Site parsing produces Cyrillic text in the format '\u0410', how to convert it to Cyrillic?

B

bugagashnik2018-03-13 13:59:55

Python

bugagashnik, 2018-03-13 13:59:55

I pulled out the element (text), in the console it outputs in the format '\u0410\u0443\u043c\u0435\u043d\u044f \u0449\u0430\u0441 \u0432\u043e\u0442 \u0442\u0430\u043a\u043e\u0435 \u0447\u0447 \u043e \u0441\u0442\u043e\u0438\u0442 \u043f\u043e\u0434 \u043e\u043a\u043d\u0430\u043c\u0438!'. How to convert to Cyrillic?
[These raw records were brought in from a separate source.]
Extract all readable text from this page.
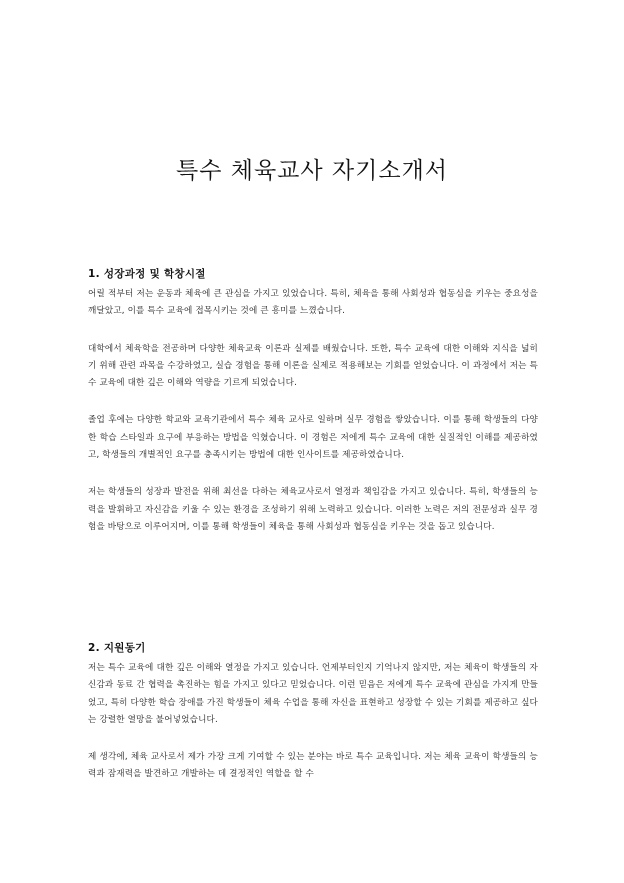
특수 체육교사 자기소개서
1. 성장과정 및 학창시절

어릴 적부터 저는 운동과 체육에 큰 관심을 가지고 있었습니다. 특히, 체육을 통해 사회성과 협동심을 키우는 중요성을 깨달았고, 이를 특수 교육에 접목시키는 것에 큰 흥미를 느꼈습니다.

대학에서 체육학을 전공하며 다양한 체육교육 이론과 실제를 배웠습니다. 또한, 특수 교육에 대한 이해와 지식을 넓히기 위해 관련 과목을 수강하였고, 실습 경험을 통해 이론을 실제로 적용해보는 기회를 얻었습니다. 이 과정에서 저는 특수 교육에 대한 깊은 이해와 역량을 기르게 되었습니다.

졸업 후에는 다양한 학교와 교육기관에서 특수 체육 교사로 일하며 실무 경험을 쌓았습니다. 이를 통해 학생들의 다양한 학습 스타일과 요구에 부응하는 방법을 익혔습니다. 이 경험은 저에게 특수 교육에 대한 실질적인 이해를 제공하였고, 학생들의 개별적인 요구를 충족시키는 방법에 대한 인사이트를 제공하였습니다.

저는 학생들의 성장과 발전을 위해 최선을 다하는 체육교사로서 열정과 책임감을 가지고 있습니다. 특히, 학생들의 능력을 발휘하고 자신감을 키울 수 있는 환경을 조성하기 위해 노력하고 있습니다. 이러한 노력은 저의 전문성과 실무 경험을 바탕으로 이루어지며, 이를 통해 학생들이 체육을 통해 사회성과 협동심을 키우는 것을 돕고 있습니다.

2. 지원동기

저는 특수 교육에 대한 깊은 이해와 열정을 가지고 있습니다. 언제부터인지 기억나지 않지만, 저는 체육이 학생들의 자신감과 동료 간 협력을 촉진하는 힘을 가지고 있다고 믿었습니다. 이런 믿음은 저에게 특수 교육에 관심을 가지게 만들었고, 특히 다양한 학습 장애를 가진 학생들이 체육 수업을 통해 자신을 표현하고 성장할 수 있는 기회를 제공하고 싶다는 강렬한 열망을 불어넣었습니다.

제 생각에, 체육 교사로서 제가 가장 크게 기여할 수 있는 분야는 바로 특수 교육입니다. 저는 체육 교육이 학생들의 능력과 잠재력을 발견하고 개발하는 데 결정적인 역할을 할 수
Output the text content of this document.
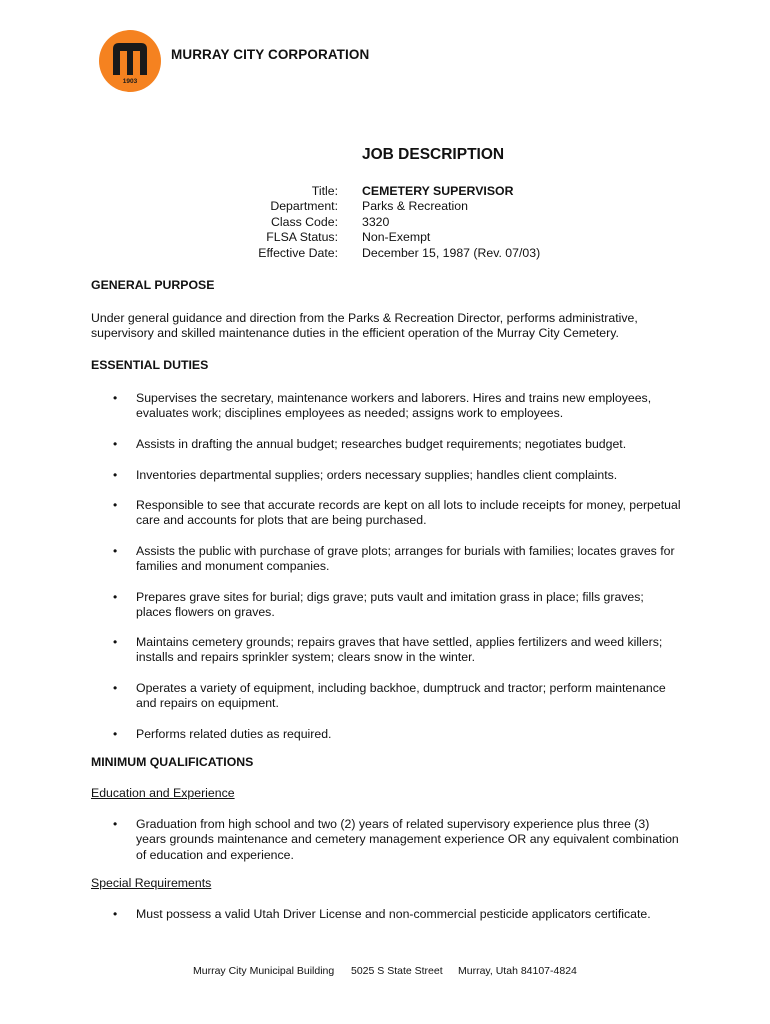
1903
MURRAY CITY CORPORATION
JOB DESCRIPTION
Title:
Department:
Class Code:
FLSA Status:
Effective Date:
CEMETERY SUPERVISOR
Parks & Recreation
3320
Non-Exempt
December 15, 1987 (Rev. 07/03)
GENERAL PURPOSE
Under general guidance and direction from the Parks & Recreation Director, performs administrative, supervisory and skilled maintenance duties in the efficient operation of the Murray City Cemetery.
ESSENTIAL DUTIES
• Supervises the secretary, maintenance workers and laborers. Hires and trains new employees, evaluates work; disciplines employees as needed; assigns work to employees.
• Assists in drafting the annual budget; researches budget requirements; negotiates budget.
• Inventories departmental supplies; orders necessary supplies; handles client complaints.
• Responsible to see that accurate records are kept on all lots to include receipts for money, perpetual care and accounts for plots that are being purchased.
• Assists the public with purchase of grave plots; arranges for burials with families; locates graves for families and monument companies.
• Prepares grave sites for burial; digs grave; puts vault and imitation grass in place; fills graves; places flowers on graves.
• Maintains cemetery grounds; repairs graves that have settled, applies fertilizers and weed killers; installs and repairs sprinkler system; clears snow in the winter.
• Operates a variety of equipment, including backhoe, dumptruck and tractor; perform maintenance and repairs on equipment.
• Performs related duties as required.
MINIMUM QUALIFICATIONS
Education and Experience
• Graduation from high school and two (2) years of related supervisory experience plus three (3) years grounds maintenance and cemetery management experience OR any equivalent combination of education and experience.
Special Requirements
• Must possess a valid Utah Driver License and non-commercial pesticide applicators certificate.
Murray City Municipal Building 5025 S State Street Murray, Utah 84107-4824
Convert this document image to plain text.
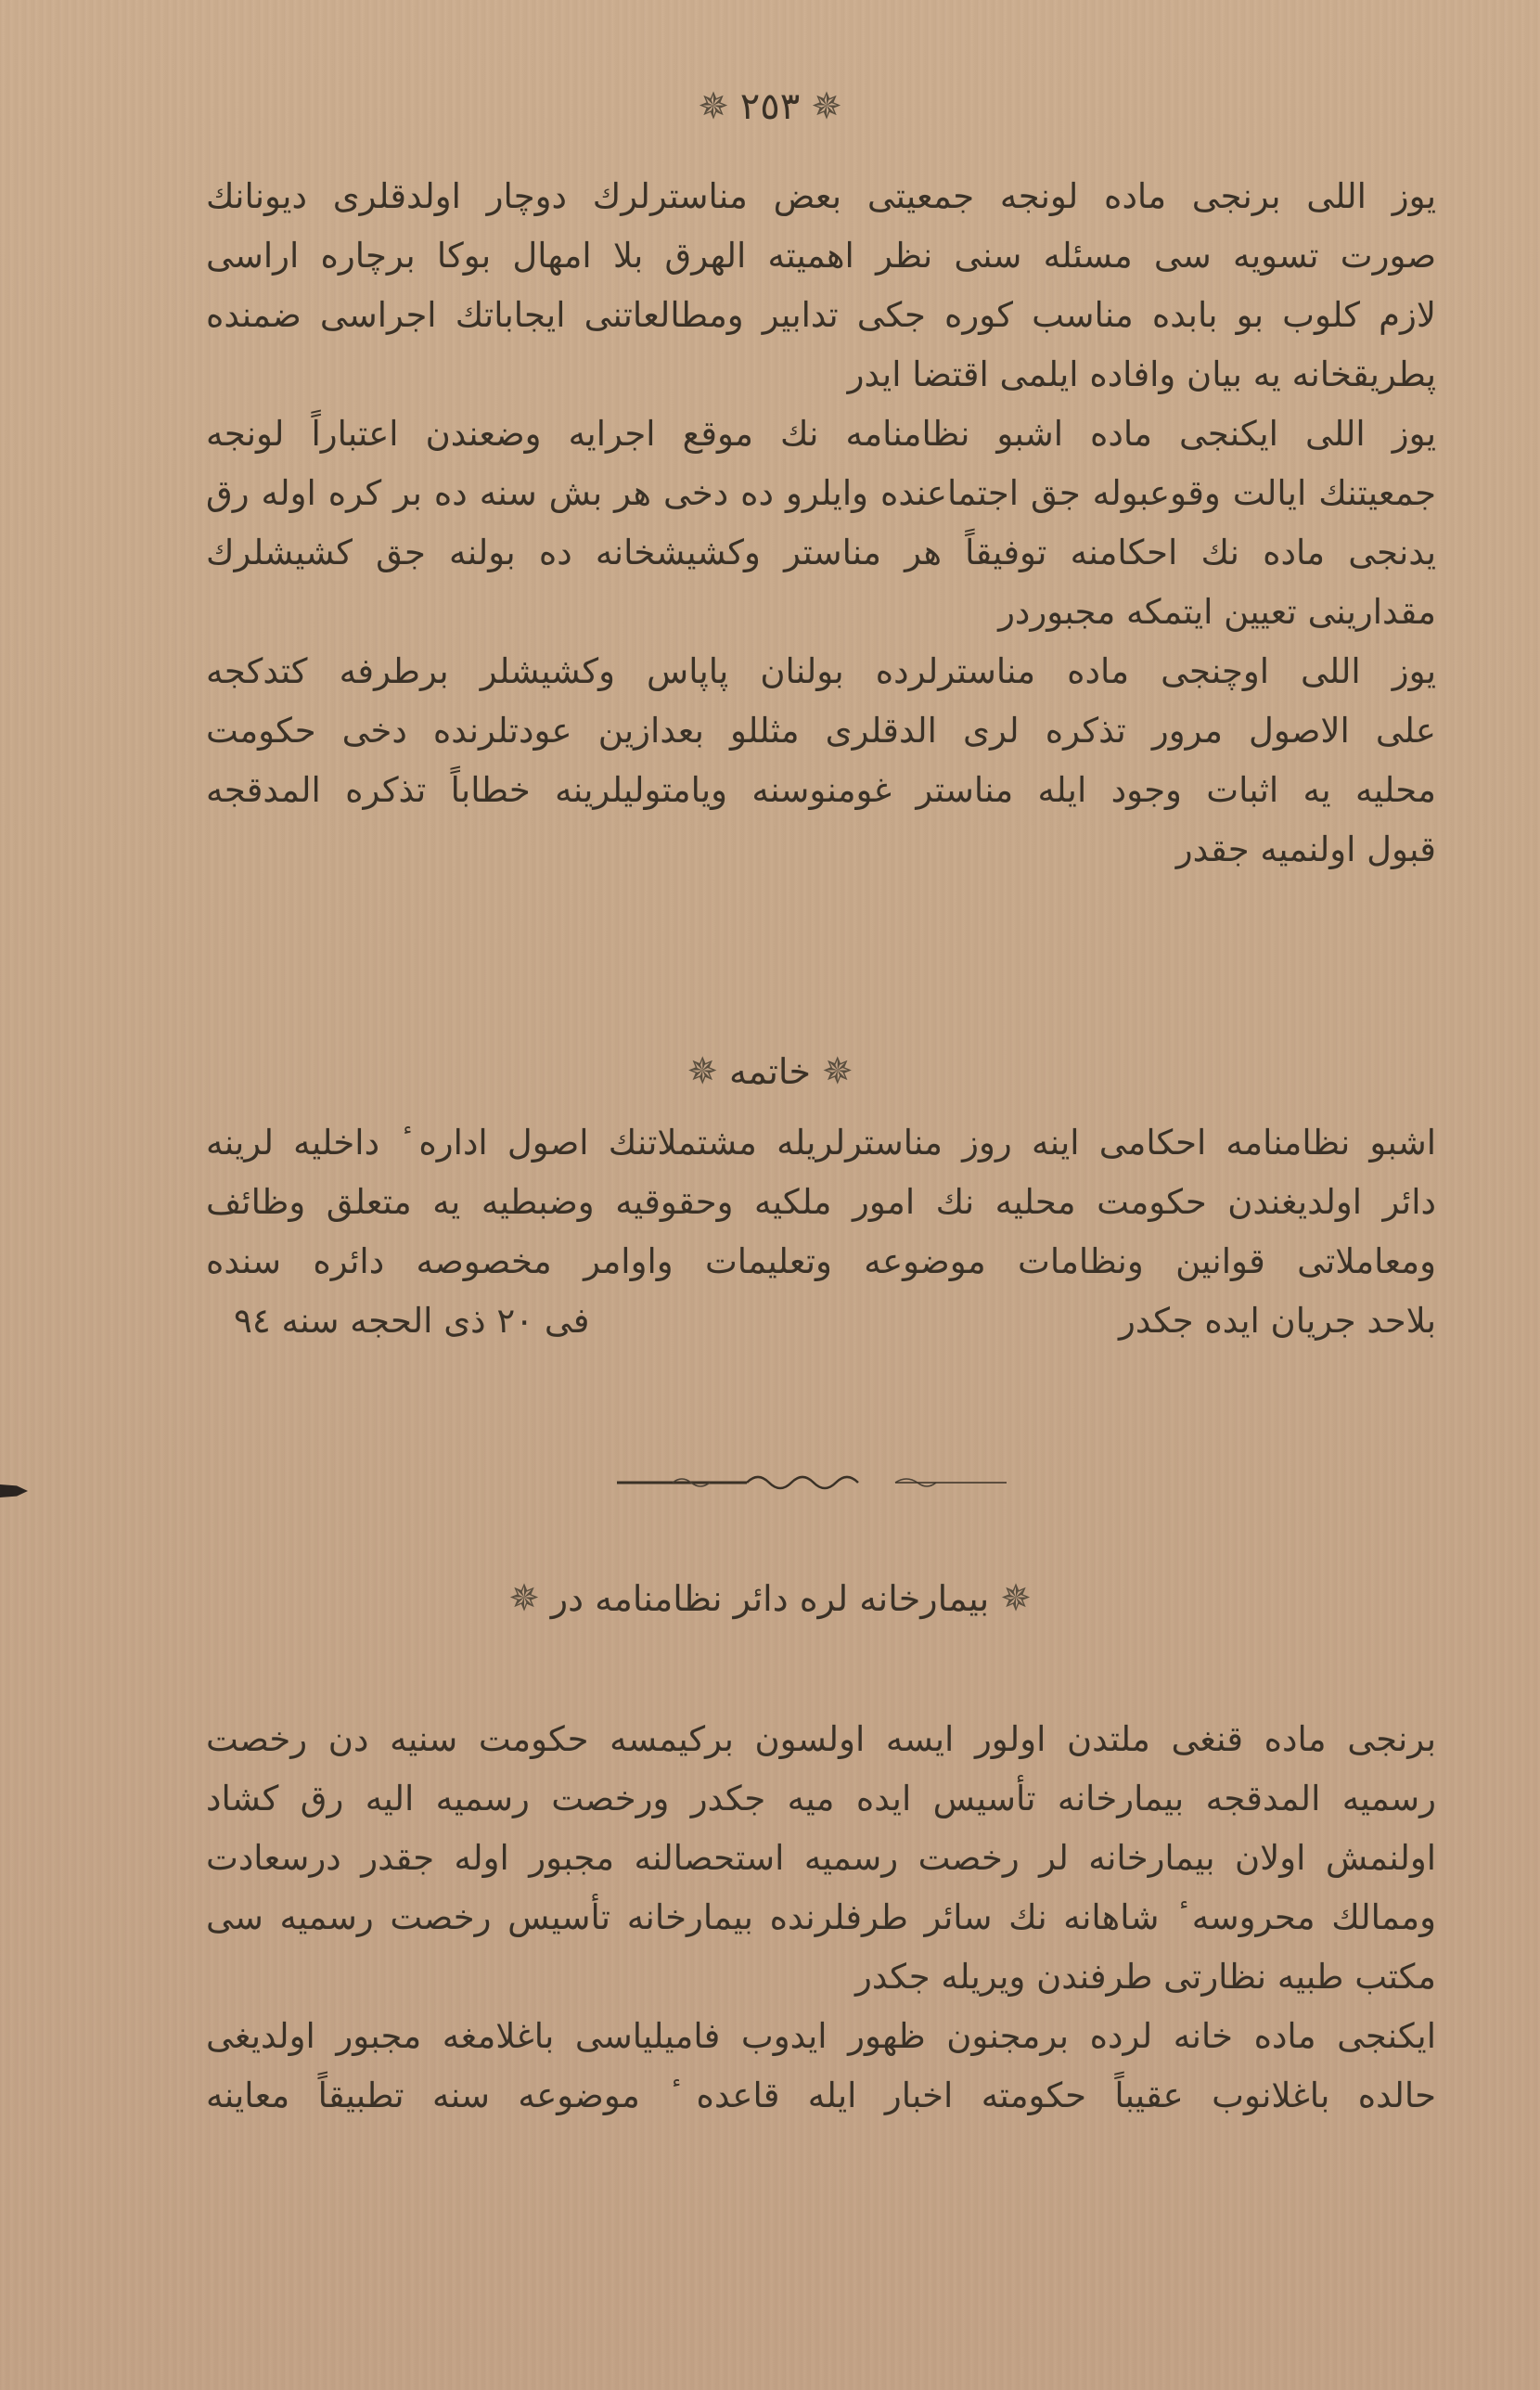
✵ ٢٥٣ ✵
يوز اللى برنجى ماده لونجه جمعيتى بعض مناسترلرك دوچار اولدقلرى ديونانك
صورت تسويه سى مسئله سنى نظر اهميته الهرق بلا امهال بوكا برچاره اراسى
لازم كلوب بو بابده مناسب كوره جكى تدابير ومطالعاتنى ايجاباتك اجراسى ضمنده
پطريقخانه يه بيان وافاده ايلمى اقتضا ايدر
يوز اللى ايكنجى ماده اشبو نظامنامه نك موقع اجرايه وضعندن اعتباراً لونجه
جمعيتنك ايالت وقوعبوله جق اجتماعنده وايلرو ده دخى هر بش سنه ده بر كره اوله رق
يدنجى ماده نك احكامنه توفيقاً هر مناستر وكشيشخانه ده بولنه جق كشيشلرك
مقدارينى تعيين ايتمكه مجبوردر
يوز اللى اوچنجى ماده مناسترلرده بولنان پاپاس وكشيشلر برطرفه كتدكجه
على الاصول مرور تذكره لرى الدقلرى مثللو بعدازين عودتلرنده دخى حكومت
محليه يه اثبات وجود ايله مناستر غومنوسنه ويامتوليلرينه خطاباً تذكره المدقجه
قبول اولنميه جقدر
✵خاتمه✵
اشبو نظامنامه احكامى اينه روز مناسترلريله مشتملاتنك اصول اداره ٔ داخليه لرينه
دائر اولديغندن حكومت محليه نك امور ملكيه وحقوقيه وضبطيه يه متعلق وظائف
ومعاملاتى قوانين ونظامات موضوعه وتعليمات واوامر مخصوصه دائره سنده
بلاحد جريان ايده جكدر
فى ٢٠ ذى الحجه سنه ٩٤
✵بيمارخانه لره دائر نظامنامه در✵
برنجى ماده قنغى ملتدن اولور ايسه اولسون بركيمسه حكومت سنيه دن رخصت
رسميه المدقجه بيمارخانه تأسيس ايده ميه جكدر ورخصت رسميه اليه رق كشاد
اولنمش اولان بيمارخانه لر رخصت رسميه استحصالنه مجبور اوله جقدر درسعادت
وممالك محروسه ٔ شاهانه نك سائر طرفلرنده بيمارخانه تأسيس رخصت رسميه سى
مكتب طبيه نظارتى طرفندن ويريله جكدر
ايكنجى ماده خانه لرده برمجنون ظهور ايدوب فاميلياسى باغلامغه مجبور اولديغى
حالده باغلانوب عقيباً حكومته اخبار ايله قاعده ٔ موضوعه سنه تطبيقاً معاينه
And what is the format?

Reply

Answer the question

In order to leave comments, you need to log in

1 answer(s)

A

Andy_U, 2018-03-13
@bugagashnik

Here is the code in Python 3.6:

s = r'\u0410 \u0443 \u043c\u0435\u043d\u044f \u0449\u0430\u0441 \u0432\u043e\u0442 \u0442\u0430\u043a\u043e\u0435 \u0447\u043c\u043e \u0441\u0442\u043e\u0438\u0442 \u043f\u043e\u0434 \u043e\u043a\u043d\u0430\u043c\u0438!'
print(s.encode('ascii').decode('unicode_escape'))

Outputs to the console:
Only you had an error earlier - somewhere you decoded a byte message into 'ascii' in vain, but you should have into the encoding that is in the page header.